Here are some more advanced examples. use man find on your system to find out all the available options for your system.

find / \! -name "*.c" -print
Print out a list of all the files whose names do not end in .c.

find / -newer somefile -user grumpy -print
Print out a list of all the files owned by user “grumpy” that are newer than the file somefile.

find / \! \( -newer somefile -user grumpy \) -print
Print out a list of all the files which are not both newer than somefile and owned by “grumpy”.

find / \( -newer somefile -or -user grumpy \) -print
Print out a list of all the files that are either owned by “grumpy” or that are newer than somefile.

find / -newerct '1 minute ago' -print
Print out a list of all the files whose inode change time is more recent than the current time minus one minute.

find / -type f -exec echo {} \;
Use the echo(1) command to print out a list of all the files.

find -L /usr/ports/packages -type l -exec rm -- {} +
Delete all broken symbolic links in /usr/ports/packages.

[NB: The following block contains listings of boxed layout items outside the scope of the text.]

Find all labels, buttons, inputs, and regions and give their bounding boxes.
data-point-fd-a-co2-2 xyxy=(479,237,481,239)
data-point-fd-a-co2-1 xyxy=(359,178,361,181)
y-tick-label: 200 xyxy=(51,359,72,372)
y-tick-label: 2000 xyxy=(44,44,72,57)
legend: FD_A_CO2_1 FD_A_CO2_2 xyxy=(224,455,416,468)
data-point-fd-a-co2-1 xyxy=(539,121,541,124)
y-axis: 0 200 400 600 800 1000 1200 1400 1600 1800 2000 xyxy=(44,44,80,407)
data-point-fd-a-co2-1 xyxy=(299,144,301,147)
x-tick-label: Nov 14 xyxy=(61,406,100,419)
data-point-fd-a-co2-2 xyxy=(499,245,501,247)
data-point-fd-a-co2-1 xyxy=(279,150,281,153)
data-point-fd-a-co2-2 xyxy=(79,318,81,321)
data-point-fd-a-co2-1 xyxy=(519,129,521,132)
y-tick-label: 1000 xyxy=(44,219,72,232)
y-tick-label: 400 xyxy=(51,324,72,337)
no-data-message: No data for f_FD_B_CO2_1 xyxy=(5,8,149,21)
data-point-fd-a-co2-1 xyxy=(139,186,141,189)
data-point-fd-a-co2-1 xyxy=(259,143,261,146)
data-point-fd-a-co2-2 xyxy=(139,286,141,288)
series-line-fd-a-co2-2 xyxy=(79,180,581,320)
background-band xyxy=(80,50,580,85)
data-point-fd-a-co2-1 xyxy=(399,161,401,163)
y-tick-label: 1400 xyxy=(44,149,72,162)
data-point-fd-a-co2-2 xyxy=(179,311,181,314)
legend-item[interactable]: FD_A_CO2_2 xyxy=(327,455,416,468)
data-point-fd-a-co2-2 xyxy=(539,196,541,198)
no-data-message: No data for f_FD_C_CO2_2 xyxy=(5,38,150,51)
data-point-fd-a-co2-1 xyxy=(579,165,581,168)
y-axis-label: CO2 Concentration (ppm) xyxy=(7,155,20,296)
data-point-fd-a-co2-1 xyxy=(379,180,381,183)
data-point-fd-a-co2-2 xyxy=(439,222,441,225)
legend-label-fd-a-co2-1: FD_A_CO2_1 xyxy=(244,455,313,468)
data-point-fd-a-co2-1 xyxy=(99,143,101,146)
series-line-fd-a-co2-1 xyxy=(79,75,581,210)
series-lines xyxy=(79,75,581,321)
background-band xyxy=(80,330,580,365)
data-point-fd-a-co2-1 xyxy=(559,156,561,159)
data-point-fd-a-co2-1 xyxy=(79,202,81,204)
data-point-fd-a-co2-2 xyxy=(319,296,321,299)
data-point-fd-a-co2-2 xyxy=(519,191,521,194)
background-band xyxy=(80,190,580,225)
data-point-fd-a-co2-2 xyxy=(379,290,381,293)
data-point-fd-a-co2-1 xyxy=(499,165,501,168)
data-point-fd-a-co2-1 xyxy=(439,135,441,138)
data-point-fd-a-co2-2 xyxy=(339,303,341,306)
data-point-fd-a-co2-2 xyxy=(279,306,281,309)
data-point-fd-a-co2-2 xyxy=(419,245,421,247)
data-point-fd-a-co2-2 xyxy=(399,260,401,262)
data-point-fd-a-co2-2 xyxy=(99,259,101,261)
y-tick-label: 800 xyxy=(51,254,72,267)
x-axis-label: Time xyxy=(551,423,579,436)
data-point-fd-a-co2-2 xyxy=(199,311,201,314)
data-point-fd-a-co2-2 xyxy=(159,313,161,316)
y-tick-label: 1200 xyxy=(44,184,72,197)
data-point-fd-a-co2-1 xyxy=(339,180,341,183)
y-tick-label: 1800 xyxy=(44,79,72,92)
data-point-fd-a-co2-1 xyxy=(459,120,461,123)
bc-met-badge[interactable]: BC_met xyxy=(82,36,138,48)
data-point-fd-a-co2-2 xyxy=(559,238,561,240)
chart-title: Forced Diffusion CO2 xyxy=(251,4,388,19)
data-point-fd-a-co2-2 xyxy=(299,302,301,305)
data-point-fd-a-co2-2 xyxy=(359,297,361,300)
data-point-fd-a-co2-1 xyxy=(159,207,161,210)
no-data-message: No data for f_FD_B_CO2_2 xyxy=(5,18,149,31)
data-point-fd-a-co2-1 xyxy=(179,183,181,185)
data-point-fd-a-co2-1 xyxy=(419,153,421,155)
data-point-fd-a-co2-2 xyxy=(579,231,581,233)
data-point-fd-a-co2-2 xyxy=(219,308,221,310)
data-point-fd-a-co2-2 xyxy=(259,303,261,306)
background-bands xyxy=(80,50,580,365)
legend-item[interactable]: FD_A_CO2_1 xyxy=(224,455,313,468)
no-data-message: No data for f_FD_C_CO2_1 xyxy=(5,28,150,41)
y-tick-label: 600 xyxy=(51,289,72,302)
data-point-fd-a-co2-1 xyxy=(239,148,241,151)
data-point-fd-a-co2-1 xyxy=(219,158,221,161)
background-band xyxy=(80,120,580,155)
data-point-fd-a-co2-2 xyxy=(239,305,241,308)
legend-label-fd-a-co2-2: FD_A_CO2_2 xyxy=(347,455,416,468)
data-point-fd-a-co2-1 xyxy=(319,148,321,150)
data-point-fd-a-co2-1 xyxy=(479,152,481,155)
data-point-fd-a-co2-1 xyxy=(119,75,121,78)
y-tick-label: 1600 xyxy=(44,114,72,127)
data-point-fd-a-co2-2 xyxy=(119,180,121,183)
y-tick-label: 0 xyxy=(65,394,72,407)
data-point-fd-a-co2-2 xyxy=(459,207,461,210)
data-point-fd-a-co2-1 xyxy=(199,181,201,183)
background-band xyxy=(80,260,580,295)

find /usr/src -name CVS -prune -o -depth +6 -print
Find files and directories that are at least seven levels deep in the working directory /usr/src.

find /usr/src -name CVS -prune -o -mindepth 7 -print
Is not equivalent to the previous example, since -prune is not evaluated below level seven.

There are many more examples at the Wikipedia find page.

One of the more interesting uses of the find command is to take some action on the files you find. There is of course more than one way to do this.

find /var/ftp/mp3 -name '*.mp3' -type f -exec chmod 644 {} \;
This command changes the permissions of all regular files whose names end with .mp3 in the directory tree /var/ftp/mp3. The action is carried out by specifying the statement -exec chmod 644 {} \; in the command. For every regular file whose name ends in .mp3, the command chmod 644 {} is executed replacing {} with the name of the file. The semicolon (backslashed to avoid the shell interpreting it as a command separator) indicates the end of the command.

find /var/ftp/mp3 -name '*.mp3' -type f -exec chmod 644 {} +
If you will be executing over many results, it is more efficient to use the variant above of the exec primary that collects filenames up to ARG_MAX and then executes COMMAND with a list of filenames.

If you are on a system that does not have the exec + variant in find you can pipe the output of find to xargs that will do the same as the above example. You will often see this use of find and xargs in examples on the web as it is more portable. man xargs on your system to find all the options to xargs available to you.
find /var/ftp/mp3 -name '*.mp3' -type f |xargs chmod 644

Another interesting use is combining find with cpio to create an archive or copy of a specific set of files

find . -iname \*jpg -print -o -iname \*jpeg -print -o -name websites -prune|cpio -p backupdir will copy all files ending in jpg or jpeg to the directory backupdir, but not files in the directory websites.

find . -iname \*jpg -print -o -iname \*jpeg -print -o -name websites -prune|cpio -o > backup.cpio will create n archive of all files ending in jpg or jpeg, but not files in the directory websites.